The men were casually conversing and just for a moment Leslie wanted to eavesdrop on what they were discussing.

"Did jah see that  hoss clearin' those fences with ole' Melvin jest a hangin' on fer dear life? Hot dang! I thought fer sure he was a goner. I'd reckin' he'll do a lot of thinkin' afore he draws that hoss agin. Ha! HAHAHAHAHAHA!"  The men were laughing with pure delight at the cowboy's observation of the the English riding horse trained  to jump fences. Melvin, a young hand,  was suffering the initiation common to all new comers.

The animal discussed was one the owners had bought  from Ben Johnson Senior so as to indulge their daughter's wish to learn English riding. That horse was the topic and focal point of the men's  hilarity.  A horse sailing over the fences with a young surprised cowboy on his back was too good for them to pass up as to having fun with the boy.

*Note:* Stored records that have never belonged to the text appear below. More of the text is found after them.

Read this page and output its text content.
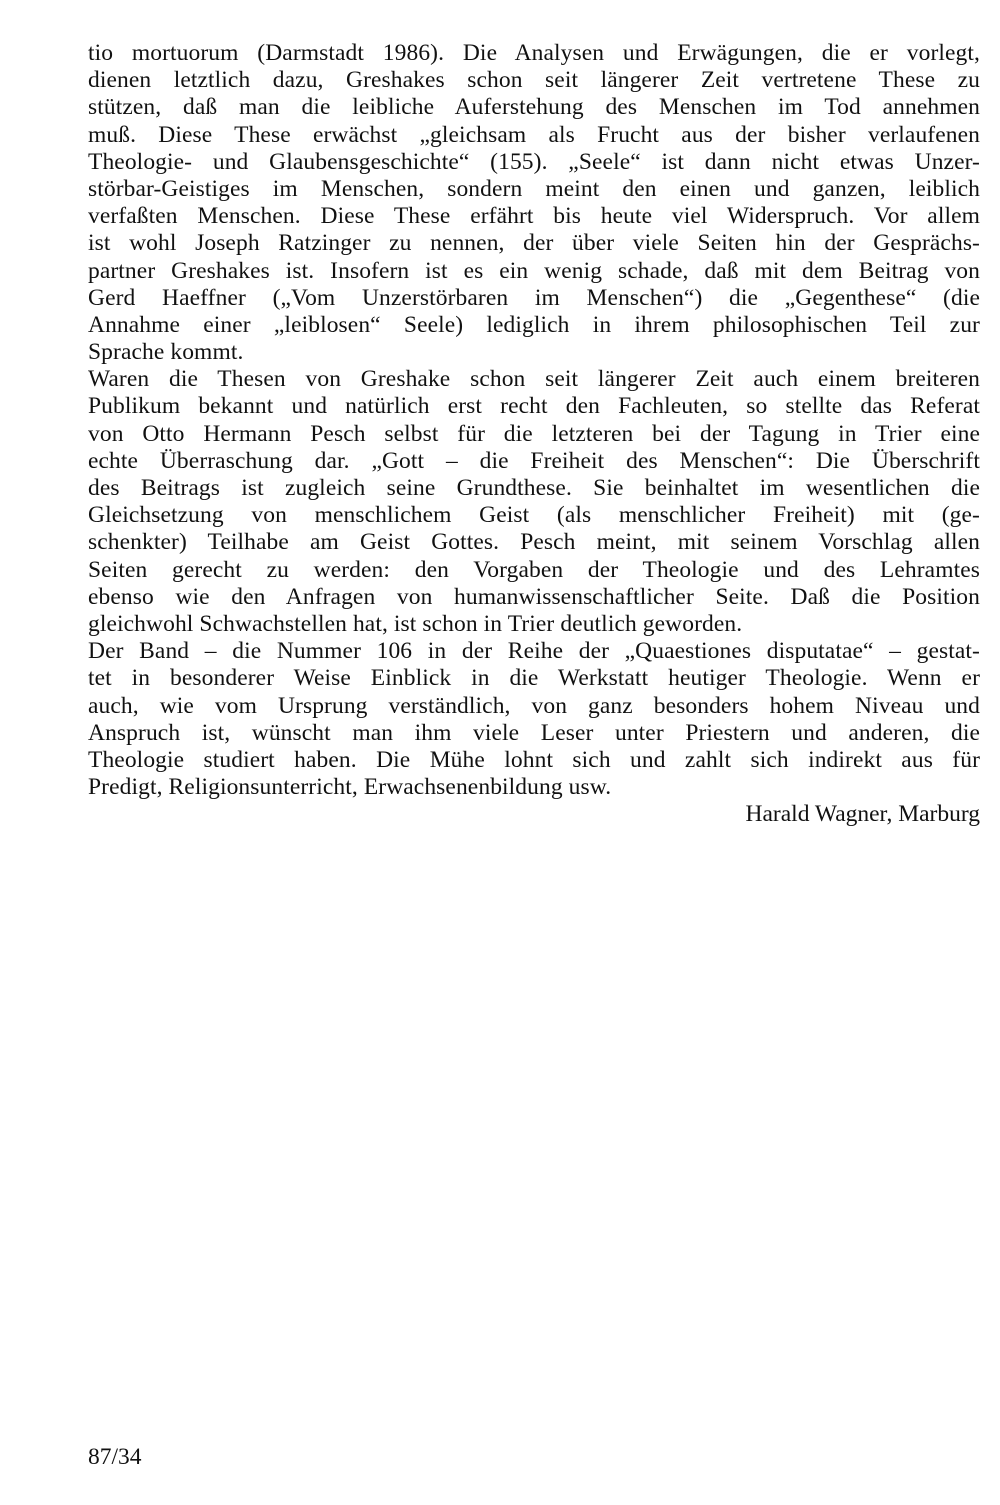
tio mortuorum (Darmstadt 1986). Die Analysen und Erwägungen, die er vorlegt,
dienen letztlich dazu, Greshakes schon seit längerer Zeit vertretene These zu
stützen, daß man die leibliche Auferstehung des Menschen im Tod annehmen
muß. Diese These erwächst „gleichsam als Frucht aus der bisher verlaufenen
Theologie- und Glaubensgeschichte“ (155). „Seele“ ist dann nicht etwas Unzer-
störbar-Geistiges im Menschen, sondern meint den einen und ganzen, leiblich
verfaßten Menschen. Diese These erfährt bis heute viel Widerspruch. Vor allem
ist wohl Joseph Ratzinger zu nennen, der über viele Seiten hin der Gesprächs-
partner Greshakes ist. Insofern ist es ein wenig schade, daß mit dem Beitrag von
Gerd Haeffner („Vom Unzerstörbaren im Menschen“) die „Gegenthese“ (die
Annahme einer „leiblosen“ Seele) lediglich in ihrem philosophischen Teil zur
Sprache kommt.
Waren die Thesen von Greshake schon seit längerer Zeit auch einem breiteren
Publikum bekannt und natürlich erst recht den Fachleuten, so stellte das Referat
von Otto Hermann Pesch selbst für die letzteren bei der Tagung in Trier eine
echte Überraschung dar. „Gott – die Freiheit des Menschen“: Die Überschrift
des Beitrags ist zugleich seine Grundthese. Sie beinhaltet im wesentlichen die
Gleichsetzung von menschlichem Geist (als menschlicher Freiheit) mit (ge-
schenkter) Teilhabe am Geist Gottes. Pesch meint, mit seinem Vorschlag allen
Seiten gerecht zu werden: den Vorgaben der Theologie und des Lehramtes
ebenso wie den Anfragen von humanwissenschaftlicher Seite. Daß die Position
gleichwohl Schwachstellen hat, ist schon in Trier deutlich geworden.
Der Band – die Nummer 106 in der Reihe der „Quaestiones disputatae“ – gestat-
tet in besonderer Weise Einblick in die Werkstatt heutiger Theologie. Wenn er
auch, wie vom Ursprung verständlich, von ganz besonders hohem Niveau und
Anspruch ist, wünscht man ihm viele Leser unter Priestern und anderen, die
Theologie studiert haben. Die Mühe lohnt sich und zahlt sich indirekt aus für
Predigt, Religionsunterricht, Erwachsenenbildung usw.
Harald Wagner, Marburg
87/34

So as not to rudely make her presence known,  Leslie quickly left the kitchen to return to the table where the place for her meal should have been waiting. Instead of the quiet little group  nothing was there now. The silence of the old house was once again upon her as heavy as an old cold weather coat.  It was  heavy and uncomfortable.

She turned away from  this table and the back porch to see if she could find something else yet to touch in upon her senses. True to her wish, the back bedroom she stepped into was furnished and looked to be just as the family  left it. These furnishings in the bedroom were striking. They were obviously most expensive and rich looking of a cream colored off white. The bed had a solid head and foot board. In the middle of the head board and  also at the middle of the foot board there was a raised relief decoration of a vase with flowers which looked to be hand painted and with delicate colors. A dressing table stood in one corner of the room. On it were three mirrors, a long one in the middle and two smaller ones on the side with hinges to fold at any angle.

Across the room from this was a very big low chest of drawers holding a large flat mirror.   Opposite the bed was an armoire.  The rich heavy doors closing over this piece was elegant and was for the pleasure of any guest to use while they stayed. The windows of the room were covered with the venetian blinds which at the time were a modern addition. Over the blinds hung lace drops of fabric.

Leslie was all of a sudden very tired. The sprite of a girl walked over to the bed and  curled up on it.  Before falling off to sleep  she was seeing a large  portrait hanging above the headboard. Looking back at her were the eyes of someone just her age who could have been her twin. Too tired to question anything,  she slept.

When this estranged resident awoke there was the twittering of little birds outside her window. The sunlight filtering through the tall narrow windows covered with  lace curtains and the quiet of this very pleasant room said the storm was gone.  She dropped her hand off the side of the bed to run her fingers through a softer carpet of a delicate muted gray green color. It was more to her liking and she somehow knew the floor covering came from someone closer to her era.

The girl arose, walked back over the floors now again covered with the rubble of old plaster. Her weight, though light, still crunched the material as she trod slowly over it. When she stepped out of the house onto the old stone porch her horse tossed its head and whinnied to her.